HAM: Well, this comes on the heels of these videos where girls are beating up another girl. They post it on YouTube on purpose. There's these "bum fights," where people go out and find homeless people to assault, then they post it on YouTube. And there is sort of like a pseudo- fame that's gained from this and copycatting going on.

So they're trying to put a stop to this in New York with a law that would make it a felony to knowingly videotape and distribute this assault.

O'REILLY: And you're for that law, correct?

HAM: You know me. I'm anti-making new laws. I feel like assault is already against the law. Conspiracy to...

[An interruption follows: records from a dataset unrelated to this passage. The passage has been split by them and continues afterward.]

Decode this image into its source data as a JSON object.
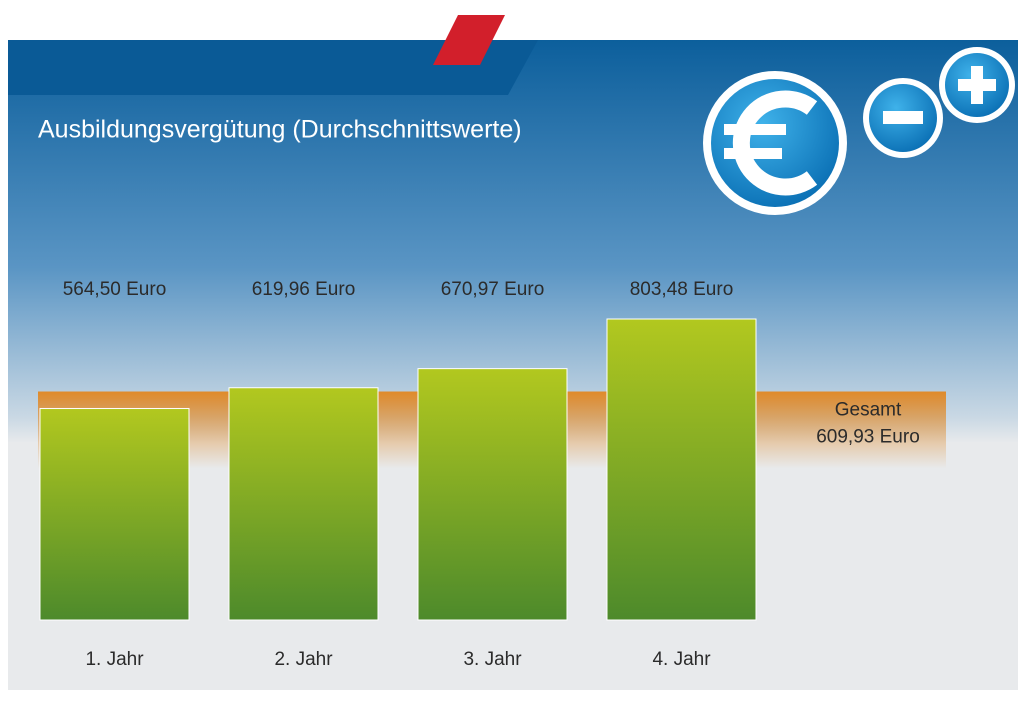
{
  "chart_data": {
    "type": "bar",
    "title": "Ausbildungsvergütung (Durchschnittswerte)",
    "categories": [
      "1. Jahr",
      "2. Jahr",
      "3. Jahr",
      "4. Jahr"
    ],
    "values": [
      564.5,
      619.96,
      670.97,
      803.48
    ],
    "value_labels": [
      "564,50 Euro",
      "619,96 Euro",
      "670,97 Euro",
      "803,48 Euro"
    ],
    "color": "#9cbc22",
    "reference": {
      "name": "Gesamt",
      "value": 609.93,
      "value_label": "609,93 Euro",
      "color": "#e08a2a"
    }
  }
}
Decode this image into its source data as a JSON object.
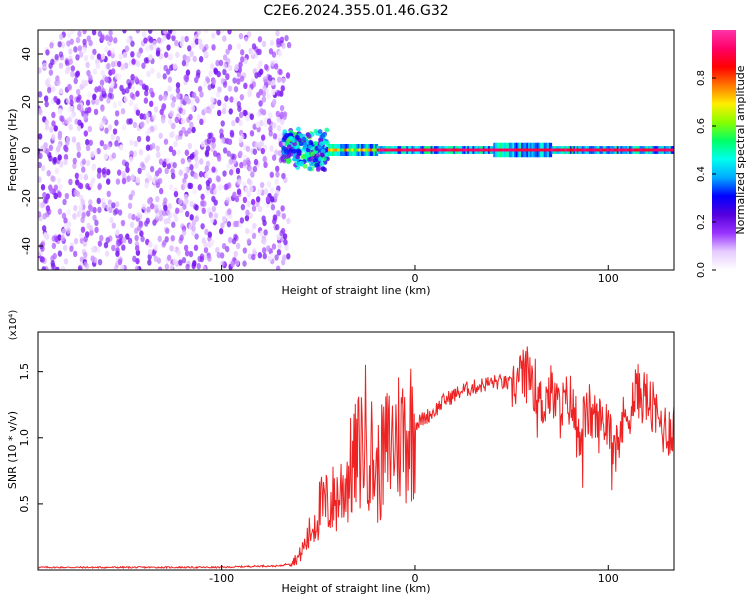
{
  "figure": {
    "title": "C2E6.2024.355.01.46.G32"
  },
  "chart_data": [
    {
      "type": "heatmap",
      "xlabel": "Height of straight line (km)",
      "ylabel": "Frequency (Hz)",
      "xlim": [
        -195,
        134
      ],
      "ylim": [
        -50,
        50
      ],
      "x_ticks": [
        -100,
        0,
        100
      ],
      "y_ticks": [
        -40,
        -20,
        0,
        20,
        40
      ],
      "colorbar": {
        "label": "Normalized spectral amplitude",
        "range": [
          0,
          1
        ],
        "ticks": [
          "0.0",
          "0.2",
          "0.4",
          "0.6",
          "0.8"
        ],
        "colors": [
          "#ffffff",
          "#e6ccff",
          "#9933ff",
          "#5500dd",
          "#0000ff",
          "#00aaff",
          "#00ffee",
          "#00ff66",
          "#88ff00",
          "#ffee00",
          "#ff7700",
          "#ff0000",
          "#ff0066",
          "#ff33aa"
        ]
      },
      "regions": [
        {
          "name": "noise",
          "x_range": [
            -195,
            -65
          ],
          "freq_range": [
            -50,
            50
          ],
          "amplitude": 0.1
        },
        {
          "name": "onset",
          "x_range": [
            -68,
            -45
          ],
          "freq_range": [
            -10,
            8
          ],
          "amplitude": 0.35
        },
        {
          "name": "signal",
          "x_range": [
            -45,
            134
          ],
          "frequency_hz": 0,
          "amplitude": 0.95
        }
      ],
      "grid": false,
      "legend": "colorbar-right"
    },
    {
      "type": "line",
      "xlabel": "Height of straight line (km)",
      "ylabel": "SNR (10 * v/v)",
      "y_scale_label": "(x10⁴)",
      "y_multiplier": 10000,
      "xlim": [
        -195,
        134
      ],
      "ylim": [
        0,
        1.8
      ],
      "x_ticks": [
        -100,
        0,
        100
      ],
      "y_ticks": [
        "0.5",
        "1.0",
        "1.5"
      ],
      "color": "#ee2222",
      "series": [
        {
          "x": [
            -195,
            -180,
            -160,
            -140,
            -120,
            -100,
            -80,
            -70,
            -65,
            -60,
            -55,
            -50,
            -45,
            -40,
            -35,
            -30,
            -25,
            -20,
            -15,
            -10,
            -5,
            0,
            5,
            10,
            15,
            20,
            25,
            30,
            35,
            40,
            45,
            50,
            55,
            60,
            65,
            70,
            75,
            80,
            85,
            90,
            95,
            100,
            105,
            110,
            115,
            120,
            125,
            130,
            134
          ],
          "values": [
            0.02,
            0.02,
            0.02,
            0.02,
            0.02,
            0.02,
            0.03,
            0.03,
            0.05,
            0.1,
            0.25,
            0.45,
            0.5,
            0.55,
            0.7,
            0.85,
            1.05,
            0.7,
            0.9,
            1.0,
            1.05,
            1.1,
            1.15,
            1.2,
            1.28,
            1.32,
            1.36,
            1.38,
            1.4,
            1.42,
            1.42,
            1.4,
            1.45,
            1.5,
            1.25,
            1.35,
            1.2,
            1.3,
            1.05,
            1.2,
            1.1,
            1.15,
            1.0,
            1.2,
            1.35,
            1.3,
            1.15,
            1.05,
            1.1
          ]
        }
      ],
      "grid": false
    }
  ]
}
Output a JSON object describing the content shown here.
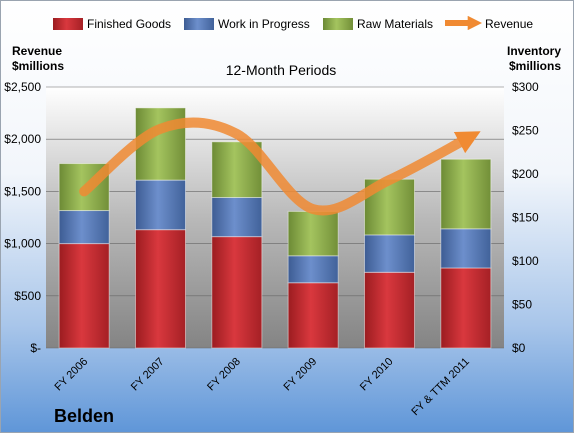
{
  "chart_data": {
    "type": "bar",
    "stacked": true,
    "title": "12-Month Periods",
    "company": "Belden",
    "left_axis_label_line1": "Revenue",
    "left_axis_label_line2": "$millions",
    "right_axis_label_line1": "Inventory",
    "right_axis_label_line2": "$millions",
    "categories": [
      "FY 2006",
      "FY 2007",
      "FY 2008",
      "FY 2009",
      "FY 2010",
      "FY & TTM 2011"
    ],
    "series": [
      {
        "name": "Finished Goods",
        "axis": "right",
        "color": "#c0272d",
        "values": [
          120,
          136,
          128,
          75,
          87,
          92
        ]
      },
      {
        "name": "Work in Progress",
        "axis": "right",
        "color": "#4f73b3",
        "values": [
          38,
          57,
          45,
          31,
          43,
          45
        ]
      },
      {
        "name": "Raw Materials",
        "axis": "right",
        "color": "#8bae4b",
        "values": [
          54,
          83,
          64,
          51,
          64,
          80
        ]
      }
    ],
    "line_series": {
      "name": "Revenue",
      "axis": "left",
      "color": "#f08a32",
      "values": [
        1500,
        2100,
        2050,
        1330,
        1610,
        2000
      ]
    },
    "left_axis": {
      "min": 0,
      "max": 2500,
      "ticks": [
        "$-",
        "$500",
        "$1,000",
        "$1,500",
        "$2,000",
        "$2,500"
      ]
    },
    "right_axis": {
      "min": 0,
      "max": 300,
      "ticks": [
        "$0",
        "$50",
        "$100",
        "$150",
        "$200",
        "$250",
        "$300"
      ]
    },
    "legend_position": "top",
    "grid": true
  }
}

O'REILLY: Assault is against the law but not photographing it.

HAM: I know.

O'REILLY: So the person who photographs it gets away with it.

HAM: But — but — but...

O'REILLY: Even though they're participating in the crime.

HAM: But — I think there are ways to go after that person, as well. And the video becomes an aggravating Factor when you're sentencing somebody.

O'REILLY: It also delivers more pain to the victim. Keep that in mind. All right. You're wrong on that one.

HAM: I'm just worried about the unintended consequences of the laws. You know me.

O'REILLY: You're right about the Kos. You're wrong about that one.

OK, 30 million people have gone in to watch an Internet display of animals in Africa fighting. Correct?

HAM: Right.

O'REILLY: Tell me about this.

HAM: It's an old video taken in 2004 by a tourist, a Texas tourist in South Africa on a nature reserve. And it's this epic battle between a herd of buffalo — bison, or something along those lines. I apologize for my...

O'REILLY: Yes, it's a buffalo. It's lions, and a crocodile.

HAM: And a crocodile.

O'REILLY: Right.

HAM: All fighting together over the same baby calf, and the calf eventually comes out on top. It's a great underdog story. It's an amazing wildlife video. And it's just exploded on the Internet with millions and millions of views.

And National Geographic, in turn, made a documentary based on this film to explore what happened in it. So it's really an example of how you can really take off if you catch something, if you happen to catch something.

O'REILLY: Isn't it an example of how bloodthirsty we all are here?

HAM: Well, I don't know. The calf comes out on top. It's a happy ending. That's why people like it, is my argument.

O'REILLY: The calf gets away. Right?

HAM: Right. It's not...

O'REILLY: What about the poor crocodile? He's hungry.

HAM: Oh, my gosh, you would root for the crocodile.

O'REILLY: Touche.

Mary Katharine Ham, everybody.

By the way, there's a tape floating around on the Internet of me in a state of displeasure, I understand. Apparently, the tape is 20 years old. But I, your humble correspondent, have plenty of much newer stuff, because by contractual obligation, I have to create a few dramas every year for the amusement of my co-workers. They'd quit if I didn't do that.

Anyway, if you want to buy the tapes that I have, I'm happy to sell them to you.